The van’s leaving the city and following a road into the mountains. There’s very little around. Just shrubs and what might be farms. There are sturdy wood and sometimes metal fences and big creatures that reminds Josiah a lot of the things and a little of cows behind the fences, cropping the shrubs with their beaks.

* * *

It’s hard for Josiah to tell the passing of time from the windowless, mostly empty room the things gave him. It’s just an empty space with a light and a tap for water and two dials that let him fiddle with the light level and the temperature that one of the things showed him how to use before they locked him in. The ceiling’s low, but at least it’s high enough for him to stand up straight. Josiah thinks it may be a good thing, after all, that the things are so big. Otherwise, since they walk on all fours (sixes, really), they’d probably make their ceilings even lower, like the one in the van, and he probably wouldn’t have been able to stand up straight for weeks now. He hasn’t seen the sun since they first put him in this room. He had only a few seconds while they walked him from the van to the entrance of this place to get a sense of where he was. Some isolated place with nothing around but low scrub-covered mountains.

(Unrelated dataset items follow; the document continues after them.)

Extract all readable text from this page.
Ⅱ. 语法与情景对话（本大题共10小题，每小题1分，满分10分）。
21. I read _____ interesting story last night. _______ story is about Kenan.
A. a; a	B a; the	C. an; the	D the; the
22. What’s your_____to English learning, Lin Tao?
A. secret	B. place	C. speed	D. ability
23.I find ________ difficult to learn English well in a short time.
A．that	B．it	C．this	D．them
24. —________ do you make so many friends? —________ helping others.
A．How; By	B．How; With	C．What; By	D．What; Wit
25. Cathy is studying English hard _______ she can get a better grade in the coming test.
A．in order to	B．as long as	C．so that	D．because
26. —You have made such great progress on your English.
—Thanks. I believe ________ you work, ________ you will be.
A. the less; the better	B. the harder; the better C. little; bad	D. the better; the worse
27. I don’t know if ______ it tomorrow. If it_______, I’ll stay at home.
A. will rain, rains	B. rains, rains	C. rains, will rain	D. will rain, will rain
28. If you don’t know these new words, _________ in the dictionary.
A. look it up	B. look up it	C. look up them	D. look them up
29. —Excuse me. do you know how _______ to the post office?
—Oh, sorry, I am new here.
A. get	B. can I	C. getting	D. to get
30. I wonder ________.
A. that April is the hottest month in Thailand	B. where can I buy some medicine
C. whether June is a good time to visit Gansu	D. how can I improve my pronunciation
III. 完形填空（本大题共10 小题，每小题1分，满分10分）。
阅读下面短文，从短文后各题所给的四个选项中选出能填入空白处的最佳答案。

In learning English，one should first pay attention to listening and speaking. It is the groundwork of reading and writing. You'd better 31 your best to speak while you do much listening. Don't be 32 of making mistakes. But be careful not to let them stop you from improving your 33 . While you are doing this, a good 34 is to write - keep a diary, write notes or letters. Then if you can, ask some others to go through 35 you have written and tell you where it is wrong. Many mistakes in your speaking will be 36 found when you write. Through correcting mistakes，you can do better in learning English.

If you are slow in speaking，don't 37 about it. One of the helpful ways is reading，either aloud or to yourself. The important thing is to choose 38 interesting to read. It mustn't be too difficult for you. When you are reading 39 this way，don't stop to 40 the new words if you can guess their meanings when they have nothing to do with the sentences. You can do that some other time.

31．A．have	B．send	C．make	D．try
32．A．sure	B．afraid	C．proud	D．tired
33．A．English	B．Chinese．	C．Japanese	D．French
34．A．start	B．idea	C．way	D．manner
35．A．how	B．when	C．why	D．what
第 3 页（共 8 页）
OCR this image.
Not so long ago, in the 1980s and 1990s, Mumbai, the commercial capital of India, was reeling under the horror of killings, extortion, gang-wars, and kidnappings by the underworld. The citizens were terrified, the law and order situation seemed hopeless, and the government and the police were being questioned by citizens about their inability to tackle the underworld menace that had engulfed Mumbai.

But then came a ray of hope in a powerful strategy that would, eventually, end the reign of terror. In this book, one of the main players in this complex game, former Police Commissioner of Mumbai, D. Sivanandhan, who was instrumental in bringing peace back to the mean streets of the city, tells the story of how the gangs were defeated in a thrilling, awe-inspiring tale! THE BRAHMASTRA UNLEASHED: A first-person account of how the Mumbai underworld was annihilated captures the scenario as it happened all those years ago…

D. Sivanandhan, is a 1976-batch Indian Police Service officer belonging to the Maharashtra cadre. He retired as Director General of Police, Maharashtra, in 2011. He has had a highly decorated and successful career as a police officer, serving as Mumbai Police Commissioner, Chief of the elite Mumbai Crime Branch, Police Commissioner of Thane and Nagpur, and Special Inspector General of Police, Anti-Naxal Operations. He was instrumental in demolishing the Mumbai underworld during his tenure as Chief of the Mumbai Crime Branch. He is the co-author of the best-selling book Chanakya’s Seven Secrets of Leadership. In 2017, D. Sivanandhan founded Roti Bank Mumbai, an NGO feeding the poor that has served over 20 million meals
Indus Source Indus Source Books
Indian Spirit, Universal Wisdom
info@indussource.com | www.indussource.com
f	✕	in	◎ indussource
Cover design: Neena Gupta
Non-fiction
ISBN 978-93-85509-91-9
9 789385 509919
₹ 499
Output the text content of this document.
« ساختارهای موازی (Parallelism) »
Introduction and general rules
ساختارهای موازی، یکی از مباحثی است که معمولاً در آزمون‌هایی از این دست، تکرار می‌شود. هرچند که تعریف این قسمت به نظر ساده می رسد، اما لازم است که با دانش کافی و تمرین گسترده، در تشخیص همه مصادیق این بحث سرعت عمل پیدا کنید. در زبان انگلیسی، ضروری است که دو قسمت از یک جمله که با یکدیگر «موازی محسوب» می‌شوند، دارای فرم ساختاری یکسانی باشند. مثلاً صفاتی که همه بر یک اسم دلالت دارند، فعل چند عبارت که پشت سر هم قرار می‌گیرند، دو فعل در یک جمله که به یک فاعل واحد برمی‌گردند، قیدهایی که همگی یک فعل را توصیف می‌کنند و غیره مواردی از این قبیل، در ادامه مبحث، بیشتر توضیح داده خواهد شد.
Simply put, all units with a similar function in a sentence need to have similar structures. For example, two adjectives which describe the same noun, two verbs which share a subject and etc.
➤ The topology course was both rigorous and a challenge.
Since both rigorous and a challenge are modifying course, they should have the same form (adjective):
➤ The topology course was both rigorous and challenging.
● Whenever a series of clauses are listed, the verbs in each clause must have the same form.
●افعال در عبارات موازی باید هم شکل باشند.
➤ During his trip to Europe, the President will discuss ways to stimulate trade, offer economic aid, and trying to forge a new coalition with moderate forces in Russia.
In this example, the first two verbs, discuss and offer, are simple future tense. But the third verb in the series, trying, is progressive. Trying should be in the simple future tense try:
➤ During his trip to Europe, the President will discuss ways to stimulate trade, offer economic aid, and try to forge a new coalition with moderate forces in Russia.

On the first day the things had given him what he thinks must have been a major medical exam. The examined him and stuck him in all sorts of machines and took samples from him. More examinations followed, and sometimes he thought they took pictures of him and filmed him. They left plates of syrup stuff in his room on them, and one of the things made a show of drinking some of it. He thought they were trying to see what he would eat. Some of the syrups were tolerable or even tasty, others bland or disgusting. He drank the tastier ones and from then on that was what he was given. The syrup the things feed him tastes like weak table syrup or some unappetizing cold fishy soup, but it’s better than nothing but water. More likely to keep him alive, anyway – he’s not sure whether it’s actually more enjoyable.

A few days after he arrived – or at least Josiah thinks it must have been a few days – he was brought into a room with a thing in it. The thing had a machine that might have been a camera and two other machines he didn’t recognize. The thing showed him rocks and sand and other objects, and each time it showed him and object it would push a button on one of its machines and it would give out sounds like the screeching sounds the things made but full of complex tones. The thing showed him different version of the same object and the device would play back the same sound each time the same kind of object was shown. Then the thing showed him a rock and didn’t play back the sound. Josiah thought he had an idea what was going on and repeated the sound the machine made each time the thing showed him a rock. The thing gave him something like a little shot glass full of the weak sweet syrup. Josiah pointed at the rock and said “rock” and that time the thing gave him two little cups of the syrup. That happened again for a couple of different objects, until Josiah was pretty this was, indeed, a language lesson. These lessons have come every day since, and he’s done his best to remember the sounds for lots of different things. He wonders why the sounds from the machine are more complex than the sounds he hears from the things. He thinks maybe most of the things’ language is beyond the range of human hearing.

The door opens and three of the things come in. Josiah thinks one of them’s the thing from the language lessons. It’s hard for him to tell the things apart, but he’s familiar enough with this one he thinks he can recognize it from its spots. The thing carries what he thinks might be its camera with it, and something it doesn’t recognize, and sets them down on the floor. The two other things stand by the door. The linguist thing opens something on the new machine – it looks like it might be a screen and keyboard – and pushes some buttons.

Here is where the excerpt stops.